Fluoride Action Network

Fluoride: Wichita’s Big Question

Source: Wichita Public Radio | November 2nd, 2012 | By Briana O’Higgins
Location: United States, Kansas

Wichita voters will consider adding fluoride to the city water supply when they go to the polls on Nov. 6, and both sides have waged heavy campaigns over the hotly contested issue.

Wichita’s history with the fluoride debate runs long and deep.

Fluoride was first considered, but never carried out in 1950. It was rejected by Mayor James Gardener in 1961. It was overwhelmingly approved by the city council, then rejected by voters in 1964. And again, overwhelmingly approved by the city council in 1977, then rejected by voters the following year.

So here we are again. Voting to either join the majority of the population in the United States and fluoridate. Or continue to be one of the largest communities to stand up against the practice.

The pro-fluoride group Wichitans For Healthy Teeth has the backing of more than 500 local dentists and physicians and sides with the Center for Disease Control, American Dental Association, and numerous other organizations that endorse fluoridation as an effective way to protect teeth against cavities and decay.

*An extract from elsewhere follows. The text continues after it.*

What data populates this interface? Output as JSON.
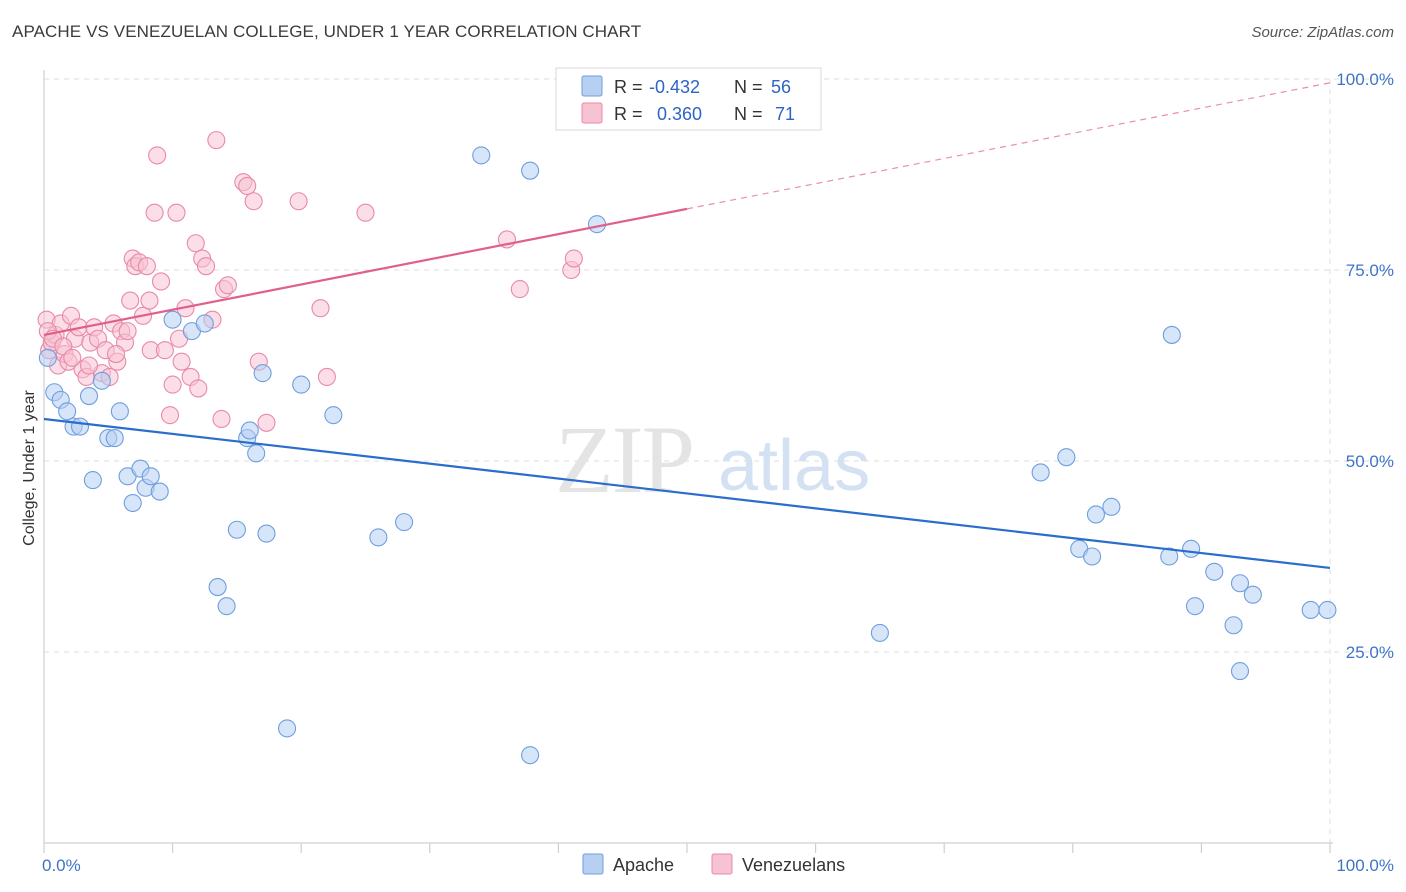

Earlier this month they brought in Dr. Bill Maas, a public health dentist and the former director oral health at the CDC. Maas travels the country with the Pew Children’s Dental Campaign. He says they recognize one of the reasons communities don’t fluoridate is because of misinformation.

“And with the advent of the Internet, bad information can get around the world at the speed of light,” he says.

“And we notice that frequently when a community chooses not to fluoridate and the community gives their reasons against it, it turns out their reasons aren’t based on facts.”

Dr. Maas says the people who best understand the issues of water fluoridation are the scientists and doctors who work for organizations like the CDC, American Dental Association, the Environmental Protection Agency and National Institute of Health.

“You have to ask yourself if those people who have the best access to information and validate it and talk to other scientists that would know about this,” says Maas.

“If this is the drinking water they want for their families to have in their children, then if they really had a problem as some of these claims are, those people would be the first to know it and raise doubts.”

But anti-fluoridation activist and retired chemistry professor Dr. Paul Connett says organizations like the CDC continue to support fluoridation because they are trapped.

He was brought to town earlier this week by the anti-fluoridation group Wichitans Opposed to Fluoridation. He spoke to residents at local grocery store.

“They are trapped by a very long policy that they have supported for a very long time,” says Connett.

“It is very difficult for bureaucracy to change a policy. policy is king you don’t challenge policy without being called a troublemaker.”

Connett argues that for the major agencies, coming out against fluoridation would mean losing the public’s trust, so they continue to support and promote it.

Organizations that endorse fluoride maintain they do so because it is proven to reduce cavities by around 25 percent.

The major concern of opponents of fluoridation is health risks. Dr. Connett cites studies from China that saw lower IQs in children who ingested highly fluoridated water.

Those studies looked at areas with fluoride that was naturally occurring in the water at 3 to 11 times the amount that is being recommended for Wichita. And the Harvard researchers who reviewed the studies told the Wichita Eagle their research is not applicable to water fluoridation in the United States.

But Connett says, we should have a safety factor.

“You can’t assume that small populations of Chinese or Indian or Iranian children represent the full range of sensitivity in a large population like the United States,” he says.

Dr. Maas says decades of experience and thousands of studies should reassure the people of Wichita that fluoridation at point 7 parts per million – the amount recommended for the city – is safe.

“The national academy of sciences who had the responsibility to advise the EPA on this issue took three years to study all the research as well as the previous reports from that council and in 2006 they issued their report,” says Maas.

“There are no concerns in these studies. Nothing in the report about concerns about health problems at the levels that we use for community water fluoridation.”

If for no other reason Dr. Connett says the people of Wichita should vote no to what he calls ‘forced medication.’

“This has to be our right, what medicines we put into our body,” says Connett.

“It is our right to determine and that is pretty sacred in modern medicine.”

One thing is certain, on November 6 Wichita will add another chapter to it’s fluoride story.

Whether we go with the masses or stand up against them remains to be seen.